Appreciation for Valley View Labor and Delivery:
To the Editor:
I was recently a patient at Valley View Medical Center. I transferred to the hospital because of unexpected, severe and debilitating nerve pain during the end of my labor.
For this birth, my husband and I had been anticipating a peaceful home delivery with our home-birth midwife, DyAnna Gordon, CPM. We had previously delivered two of our other children at home with a professional midwife, and were looking forward to a similar experience with this one.
However, the type of nerve pain I began experiencing is uncommon for a normal labor and delivery, which is why I chose to seek pain relief from the nearby hospital, instead of continuing to birth at home. With the full support of my midwife, my husband and my home-birth support team, we made an unexpected arrival at the medical center late Saturday evening, July 19.
Today I wanted to express my sincere and heartfelt gratitude to the staff at Valley View Medical Center for their kind and helpful approach to my unique situation. Their level of care and concern for my comfort and safety was over and beyond what I expected.
The nurses and doctors treated us all with friendliness and respect, as they swiftly moved toward relieving me of the excruciating pain I was in. Shortly after, I was able to give birth to a beautiful, healthy, 10-pound baby boy!
An extra special thank you goes out to Doctor Travis J. Bilanzich, DO, Shawn Kinross, CRNA and Amber Morris, RN. These individuals in particular took extra special good care of me, helping to make my birth experience at the hospital a joyful and happy ending. Thank you for doing what you do so well!

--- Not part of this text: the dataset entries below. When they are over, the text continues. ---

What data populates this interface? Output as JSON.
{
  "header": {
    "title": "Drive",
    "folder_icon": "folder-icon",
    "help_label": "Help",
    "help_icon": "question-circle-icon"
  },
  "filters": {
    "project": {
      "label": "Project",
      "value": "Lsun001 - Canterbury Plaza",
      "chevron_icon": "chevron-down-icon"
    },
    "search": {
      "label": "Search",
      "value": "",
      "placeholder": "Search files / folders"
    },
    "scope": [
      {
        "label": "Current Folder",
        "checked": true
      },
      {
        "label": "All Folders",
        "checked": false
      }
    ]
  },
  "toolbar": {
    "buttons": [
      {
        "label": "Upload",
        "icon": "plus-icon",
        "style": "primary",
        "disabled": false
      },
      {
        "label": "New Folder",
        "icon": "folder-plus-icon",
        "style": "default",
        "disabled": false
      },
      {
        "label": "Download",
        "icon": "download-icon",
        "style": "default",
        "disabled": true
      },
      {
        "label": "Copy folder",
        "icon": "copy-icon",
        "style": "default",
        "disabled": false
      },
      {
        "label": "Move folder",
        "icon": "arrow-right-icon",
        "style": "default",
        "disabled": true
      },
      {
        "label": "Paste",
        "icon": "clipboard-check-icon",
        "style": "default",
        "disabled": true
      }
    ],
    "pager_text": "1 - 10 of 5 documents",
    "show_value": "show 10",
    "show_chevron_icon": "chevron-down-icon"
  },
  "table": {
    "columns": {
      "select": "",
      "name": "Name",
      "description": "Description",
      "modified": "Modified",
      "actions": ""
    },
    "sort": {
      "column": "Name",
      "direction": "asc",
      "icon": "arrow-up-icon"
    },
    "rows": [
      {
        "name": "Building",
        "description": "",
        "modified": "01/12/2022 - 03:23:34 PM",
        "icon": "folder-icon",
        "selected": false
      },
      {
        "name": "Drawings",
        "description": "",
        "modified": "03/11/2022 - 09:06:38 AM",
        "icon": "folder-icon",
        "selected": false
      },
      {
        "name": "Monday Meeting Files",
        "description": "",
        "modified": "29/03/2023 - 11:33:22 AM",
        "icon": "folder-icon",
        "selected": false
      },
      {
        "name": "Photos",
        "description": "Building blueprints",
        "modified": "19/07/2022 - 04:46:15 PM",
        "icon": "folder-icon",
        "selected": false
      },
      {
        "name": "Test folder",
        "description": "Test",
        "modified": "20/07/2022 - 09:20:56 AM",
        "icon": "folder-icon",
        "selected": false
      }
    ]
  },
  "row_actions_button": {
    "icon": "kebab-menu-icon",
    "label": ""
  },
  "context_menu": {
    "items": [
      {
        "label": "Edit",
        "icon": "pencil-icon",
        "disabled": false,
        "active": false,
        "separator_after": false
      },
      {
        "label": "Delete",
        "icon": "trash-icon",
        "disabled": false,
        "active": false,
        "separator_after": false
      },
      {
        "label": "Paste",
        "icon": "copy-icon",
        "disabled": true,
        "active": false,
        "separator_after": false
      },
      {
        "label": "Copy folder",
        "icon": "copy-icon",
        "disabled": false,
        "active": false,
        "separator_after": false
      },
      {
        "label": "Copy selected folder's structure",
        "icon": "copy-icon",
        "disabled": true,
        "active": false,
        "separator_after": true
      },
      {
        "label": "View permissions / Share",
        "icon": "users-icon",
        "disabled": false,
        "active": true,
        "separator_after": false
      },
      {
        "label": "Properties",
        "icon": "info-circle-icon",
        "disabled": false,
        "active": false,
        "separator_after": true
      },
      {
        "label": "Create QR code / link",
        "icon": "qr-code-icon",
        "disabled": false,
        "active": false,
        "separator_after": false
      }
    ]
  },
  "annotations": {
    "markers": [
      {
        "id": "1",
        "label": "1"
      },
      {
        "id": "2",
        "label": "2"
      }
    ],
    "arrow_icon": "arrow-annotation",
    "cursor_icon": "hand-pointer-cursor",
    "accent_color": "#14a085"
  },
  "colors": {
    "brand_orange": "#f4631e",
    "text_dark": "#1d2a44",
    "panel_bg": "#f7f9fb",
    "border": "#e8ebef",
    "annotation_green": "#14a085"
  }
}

With hundreds of expectant mothers birthing at home in Southern Utah each year, there’s rarely, but occasionally, times when relief or intervention is sought from a local hospital. It’s comforting for me to know that our Cedar City hospital is willing and ready to help in the event that there is an emergency in these unique situations.
I think it’s wonderful to see our home-birth professionals and hospital-birthing professionals working together harmoniously to bring our children safely into the world. I hope that this feeling of friendliness and mutual respect in our community can be passed on for generations of babies to come.